Companheiros, temos um património de décadas de trabalho, que agradecemos a todos os que iniciaram este projeto há mais de 4 décadas, que nos definem como um partido de resistência, de luta, de entrega, de compromisso, um partido que se iniciou com iniciativas reconhecidamente por todos, pela forte criatividade e pela felicidade, e que continuam a pautar a nossa intervenção aos dias de hoje.
Por isso, a todo os delegados, mas sobretudo aos jovens delegados, pedimos que conheçam esse património e que permaneçam audazes e criativos na forma de comunicar e de trabalhar, tenham sempre presente que só trazemos pessoas para o nosso grande coletivo, se estivermos motivados, se mostrarmos entrega e se o fizermos com alegria que sempre nos caracterizou.

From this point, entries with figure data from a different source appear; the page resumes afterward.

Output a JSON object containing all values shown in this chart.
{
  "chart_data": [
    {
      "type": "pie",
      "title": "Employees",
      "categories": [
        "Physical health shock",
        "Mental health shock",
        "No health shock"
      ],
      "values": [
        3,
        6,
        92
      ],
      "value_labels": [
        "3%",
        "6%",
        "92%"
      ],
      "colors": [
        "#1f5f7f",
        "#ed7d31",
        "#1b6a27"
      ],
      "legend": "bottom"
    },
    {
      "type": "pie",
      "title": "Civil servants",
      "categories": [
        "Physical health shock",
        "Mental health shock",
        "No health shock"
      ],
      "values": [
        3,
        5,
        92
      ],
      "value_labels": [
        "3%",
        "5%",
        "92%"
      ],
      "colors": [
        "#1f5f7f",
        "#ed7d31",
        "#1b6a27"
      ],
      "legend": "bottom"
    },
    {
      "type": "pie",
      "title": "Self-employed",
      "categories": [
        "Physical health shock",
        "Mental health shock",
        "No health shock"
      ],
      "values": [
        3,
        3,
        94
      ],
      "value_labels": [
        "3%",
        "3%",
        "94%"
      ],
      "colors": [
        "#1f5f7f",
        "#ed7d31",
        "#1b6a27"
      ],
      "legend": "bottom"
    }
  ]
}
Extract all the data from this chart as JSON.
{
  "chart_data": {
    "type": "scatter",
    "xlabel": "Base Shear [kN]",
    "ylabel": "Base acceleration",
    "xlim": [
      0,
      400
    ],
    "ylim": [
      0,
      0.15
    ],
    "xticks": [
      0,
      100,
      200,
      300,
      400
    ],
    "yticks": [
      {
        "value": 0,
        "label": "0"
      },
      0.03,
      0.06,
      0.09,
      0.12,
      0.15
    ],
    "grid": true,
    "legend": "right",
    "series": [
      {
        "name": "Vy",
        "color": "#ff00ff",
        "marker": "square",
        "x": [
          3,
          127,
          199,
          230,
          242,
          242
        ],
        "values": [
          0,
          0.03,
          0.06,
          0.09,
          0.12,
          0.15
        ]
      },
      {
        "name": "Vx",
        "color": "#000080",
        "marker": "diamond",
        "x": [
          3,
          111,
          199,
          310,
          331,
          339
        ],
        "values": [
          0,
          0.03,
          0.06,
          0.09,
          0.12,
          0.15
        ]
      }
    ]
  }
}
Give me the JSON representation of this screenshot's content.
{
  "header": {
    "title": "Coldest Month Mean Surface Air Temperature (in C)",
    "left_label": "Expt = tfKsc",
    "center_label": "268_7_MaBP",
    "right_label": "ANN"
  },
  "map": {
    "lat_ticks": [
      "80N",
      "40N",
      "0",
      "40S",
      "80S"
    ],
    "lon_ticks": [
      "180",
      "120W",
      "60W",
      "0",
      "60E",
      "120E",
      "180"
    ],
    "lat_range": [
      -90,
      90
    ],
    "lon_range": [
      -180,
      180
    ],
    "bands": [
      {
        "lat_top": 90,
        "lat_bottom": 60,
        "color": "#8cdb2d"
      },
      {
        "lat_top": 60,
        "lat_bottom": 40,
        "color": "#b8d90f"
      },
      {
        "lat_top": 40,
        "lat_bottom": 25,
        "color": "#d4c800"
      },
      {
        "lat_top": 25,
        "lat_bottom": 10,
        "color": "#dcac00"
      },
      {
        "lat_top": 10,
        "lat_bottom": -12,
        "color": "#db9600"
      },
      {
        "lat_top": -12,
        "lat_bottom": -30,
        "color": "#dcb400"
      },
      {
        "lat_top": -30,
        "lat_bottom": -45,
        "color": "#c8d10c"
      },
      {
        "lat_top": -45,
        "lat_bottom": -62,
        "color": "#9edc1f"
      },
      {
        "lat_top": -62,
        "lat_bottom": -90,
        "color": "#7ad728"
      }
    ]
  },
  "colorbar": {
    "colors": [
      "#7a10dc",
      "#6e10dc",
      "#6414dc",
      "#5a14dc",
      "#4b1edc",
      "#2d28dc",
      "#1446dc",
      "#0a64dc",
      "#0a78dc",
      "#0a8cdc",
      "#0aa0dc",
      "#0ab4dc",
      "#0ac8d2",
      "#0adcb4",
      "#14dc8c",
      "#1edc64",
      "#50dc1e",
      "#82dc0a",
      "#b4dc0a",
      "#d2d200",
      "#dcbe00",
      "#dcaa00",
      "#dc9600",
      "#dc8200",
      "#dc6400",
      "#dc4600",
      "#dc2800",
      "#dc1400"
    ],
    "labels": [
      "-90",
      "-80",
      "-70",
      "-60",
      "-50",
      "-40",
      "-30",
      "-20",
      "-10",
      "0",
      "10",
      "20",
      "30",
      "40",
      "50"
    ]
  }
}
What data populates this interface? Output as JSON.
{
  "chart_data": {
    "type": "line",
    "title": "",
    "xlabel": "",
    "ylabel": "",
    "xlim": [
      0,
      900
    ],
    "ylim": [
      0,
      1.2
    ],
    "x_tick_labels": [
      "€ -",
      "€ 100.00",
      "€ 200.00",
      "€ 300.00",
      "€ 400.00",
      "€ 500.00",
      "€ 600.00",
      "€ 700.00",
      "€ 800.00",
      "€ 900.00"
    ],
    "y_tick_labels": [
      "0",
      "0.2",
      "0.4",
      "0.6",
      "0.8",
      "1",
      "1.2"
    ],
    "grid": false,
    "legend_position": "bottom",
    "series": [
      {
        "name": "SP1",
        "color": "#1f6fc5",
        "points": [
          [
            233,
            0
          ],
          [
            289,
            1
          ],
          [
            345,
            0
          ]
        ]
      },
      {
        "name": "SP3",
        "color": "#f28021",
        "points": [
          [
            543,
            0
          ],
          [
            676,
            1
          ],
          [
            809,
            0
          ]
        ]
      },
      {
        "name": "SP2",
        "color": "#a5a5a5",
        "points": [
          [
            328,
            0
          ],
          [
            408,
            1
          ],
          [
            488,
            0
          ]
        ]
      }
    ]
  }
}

E aqui em Setúbal não posso deixar de fazer uma singela homenagem a Sebastião da Gama, relembrando as suas palavras, nas quais nos revemos, como ponto de partida neste início dos trabalhos:
*O Sonho*
“Pelo Sonho é que vamos,
comovidos e mudos.
Chegamos? Não chegamos?
Haja ou não haja frutos,
pelo sonho é que vamos.
Basta a fé no que temos,
Basta a esperança naquilo
que talvez não teremos.
Basta que a alma demos,
com a mesma alegria,
ao que desconhecemos
e do que é do dia-a-dia.
Chegamos? Não chegamos?
– Partimos. Vamos. Somos.”
Somos os que acreditamos que é possível defendermos a nossa Casa Comum, o planeta Terra, dando respostas concretas ao declínio da biodiversidade, à emergência climática em conjunto com o desenvolvimento social e económico.
Somos os que não baixamos os braços e sem tréguas lutamos por direitos iguais, para a igualdade no direito ao trabalho, sem diferenças salariais, combatendo, a precariedade e os horários desregulados.
Somos os que não permitimos que se dêem passos atrás e lutamos contra as discriminações e contra os discursos de ódio.
Somos os que não se cansam de acreditar que a Paz no Mundo é possível e não desistiremos dela.
Somos os herdeiros de todos os que acreditaram e contribuíram para a Revolução, e passados 50 anos, afirmamos que não abdicamos de Abril, que não abdicamos da Liberdade.
Na 16ª Convenção do Partido Ecologista Os Verdes pretendemos deixar delineados os caminhos e olhar para o futuro, com a certeza que vamos continuar a exigir dos responsáveis mais e melhores opções políticas para a proteção do ambiente, dos animais, mais e melhor para a vida das pessoas, mais e melhor para o Futuro.
Bom trabalho a todos.
Viva o Partido Ecologista Os Verdes!